Even if the district sent the $9 million, can the town afford to run its own school and does it have the resources to do so?
An honest conversation needs to be had with the community about this. The town needs to openly lay out the financial consequences of such a decision for the community.
Mr. McKannay recently did a walk-through of the historic school and said it was in bad shape, and potentially not even repairable. He is scheduled to go on a second tour with professionals who can give an estimate on the cost of the repairs.
The charter school might be the only option at this point for the town though it’s not clear that was always the case.

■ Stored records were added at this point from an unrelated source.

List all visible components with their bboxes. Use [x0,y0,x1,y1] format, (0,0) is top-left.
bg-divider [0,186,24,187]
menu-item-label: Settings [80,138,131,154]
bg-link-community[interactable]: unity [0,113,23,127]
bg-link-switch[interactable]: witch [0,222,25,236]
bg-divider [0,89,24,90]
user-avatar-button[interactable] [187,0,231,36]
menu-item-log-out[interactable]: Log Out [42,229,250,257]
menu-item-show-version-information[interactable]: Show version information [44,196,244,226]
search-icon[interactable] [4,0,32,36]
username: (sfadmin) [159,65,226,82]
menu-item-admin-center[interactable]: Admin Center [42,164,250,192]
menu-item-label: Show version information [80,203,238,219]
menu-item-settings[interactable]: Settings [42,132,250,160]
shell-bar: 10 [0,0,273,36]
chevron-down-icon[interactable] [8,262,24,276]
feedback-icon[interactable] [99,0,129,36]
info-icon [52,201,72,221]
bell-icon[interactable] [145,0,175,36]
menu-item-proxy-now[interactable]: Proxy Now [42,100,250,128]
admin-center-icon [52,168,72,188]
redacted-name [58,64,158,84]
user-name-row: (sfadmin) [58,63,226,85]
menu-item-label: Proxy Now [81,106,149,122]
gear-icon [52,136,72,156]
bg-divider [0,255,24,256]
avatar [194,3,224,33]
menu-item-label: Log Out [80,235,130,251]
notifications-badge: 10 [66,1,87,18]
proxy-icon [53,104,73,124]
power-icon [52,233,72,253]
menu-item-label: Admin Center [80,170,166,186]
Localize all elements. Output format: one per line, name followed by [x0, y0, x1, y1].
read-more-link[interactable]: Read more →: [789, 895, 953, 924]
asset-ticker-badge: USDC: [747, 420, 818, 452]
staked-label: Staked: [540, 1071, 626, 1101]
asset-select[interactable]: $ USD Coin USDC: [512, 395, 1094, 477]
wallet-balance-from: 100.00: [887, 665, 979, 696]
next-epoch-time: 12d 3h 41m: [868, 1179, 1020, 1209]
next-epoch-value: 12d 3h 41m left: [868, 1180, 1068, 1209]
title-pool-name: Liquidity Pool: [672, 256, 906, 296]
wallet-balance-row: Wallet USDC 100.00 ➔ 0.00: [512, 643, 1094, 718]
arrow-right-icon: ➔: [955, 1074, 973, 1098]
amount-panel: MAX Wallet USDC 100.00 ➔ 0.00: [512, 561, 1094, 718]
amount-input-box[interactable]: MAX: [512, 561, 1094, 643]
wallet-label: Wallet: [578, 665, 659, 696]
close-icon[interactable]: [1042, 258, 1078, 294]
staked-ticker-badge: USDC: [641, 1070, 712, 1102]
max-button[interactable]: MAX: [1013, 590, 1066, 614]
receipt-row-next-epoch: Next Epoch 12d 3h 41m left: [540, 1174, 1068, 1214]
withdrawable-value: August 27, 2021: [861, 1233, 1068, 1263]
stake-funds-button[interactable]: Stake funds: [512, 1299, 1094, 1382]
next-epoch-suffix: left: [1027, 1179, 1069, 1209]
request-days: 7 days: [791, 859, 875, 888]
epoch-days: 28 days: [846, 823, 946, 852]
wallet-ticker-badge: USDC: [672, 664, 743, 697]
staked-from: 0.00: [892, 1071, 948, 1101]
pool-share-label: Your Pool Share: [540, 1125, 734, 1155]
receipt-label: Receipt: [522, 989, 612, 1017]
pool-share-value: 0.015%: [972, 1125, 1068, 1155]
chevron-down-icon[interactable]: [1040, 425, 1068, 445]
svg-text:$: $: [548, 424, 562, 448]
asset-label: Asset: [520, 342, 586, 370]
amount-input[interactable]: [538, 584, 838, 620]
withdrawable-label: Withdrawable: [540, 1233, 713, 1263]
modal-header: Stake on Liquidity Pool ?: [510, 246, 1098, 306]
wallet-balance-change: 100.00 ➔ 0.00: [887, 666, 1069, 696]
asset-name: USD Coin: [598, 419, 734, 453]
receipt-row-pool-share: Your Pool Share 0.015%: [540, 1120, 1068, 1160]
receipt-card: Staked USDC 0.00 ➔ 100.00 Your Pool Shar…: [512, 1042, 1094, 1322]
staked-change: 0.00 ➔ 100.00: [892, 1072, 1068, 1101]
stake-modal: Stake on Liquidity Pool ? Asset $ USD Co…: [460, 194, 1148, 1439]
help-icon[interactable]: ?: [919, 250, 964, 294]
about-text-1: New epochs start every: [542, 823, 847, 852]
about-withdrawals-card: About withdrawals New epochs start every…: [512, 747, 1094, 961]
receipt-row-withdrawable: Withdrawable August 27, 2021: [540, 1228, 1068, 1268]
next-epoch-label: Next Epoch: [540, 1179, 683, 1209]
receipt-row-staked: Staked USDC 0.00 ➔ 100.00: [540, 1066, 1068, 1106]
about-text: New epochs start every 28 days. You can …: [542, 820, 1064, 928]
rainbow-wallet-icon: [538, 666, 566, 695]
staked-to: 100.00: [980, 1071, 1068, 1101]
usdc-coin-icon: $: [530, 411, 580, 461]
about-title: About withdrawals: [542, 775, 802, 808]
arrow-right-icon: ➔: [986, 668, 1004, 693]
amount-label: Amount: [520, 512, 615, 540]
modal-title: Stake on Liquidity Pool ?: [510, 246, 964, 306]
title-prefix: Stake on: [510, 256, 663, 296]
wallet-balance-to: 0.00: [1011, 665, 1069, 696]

In light of the intransigence of the superintendent and school board, perhaps the town has no other choice now aside from litigation against the school district to enforce its interlocal agreement. Quite frankly, this should have been done in June when the school board balked at reopening the school.
In June, Mr. Allers appealed to Gov. Ron DeSantis to save Fort Myers Beach Elementary School. The office of DeSantis has never publicly responded to this request nor answered questions if the governor would intervene.
For the governor, who will likely run for president again after his term in office ends in November, he could use this opportunity to show how he saved a community devastated by one of the worst hurricanes in American history by rescuing an elementary school and rescuing a town. There is a lot the governor could do to support the reopening of the school and he could immediately give the town breathing room by forgiving the $11.9 million loan.
For Donalds, who is running to be the next governor, there are also measures he could take as a congressman to support the town and school.
Both DeSantis and Donalds can point to their experiences in helping save Fort Myers Beach as they seek new offices. They can prove their leadership by taking a stronger interest in Fort Myers Beach and the children of its community.
For Dr. Carlin, it is time to meet with the community face to face.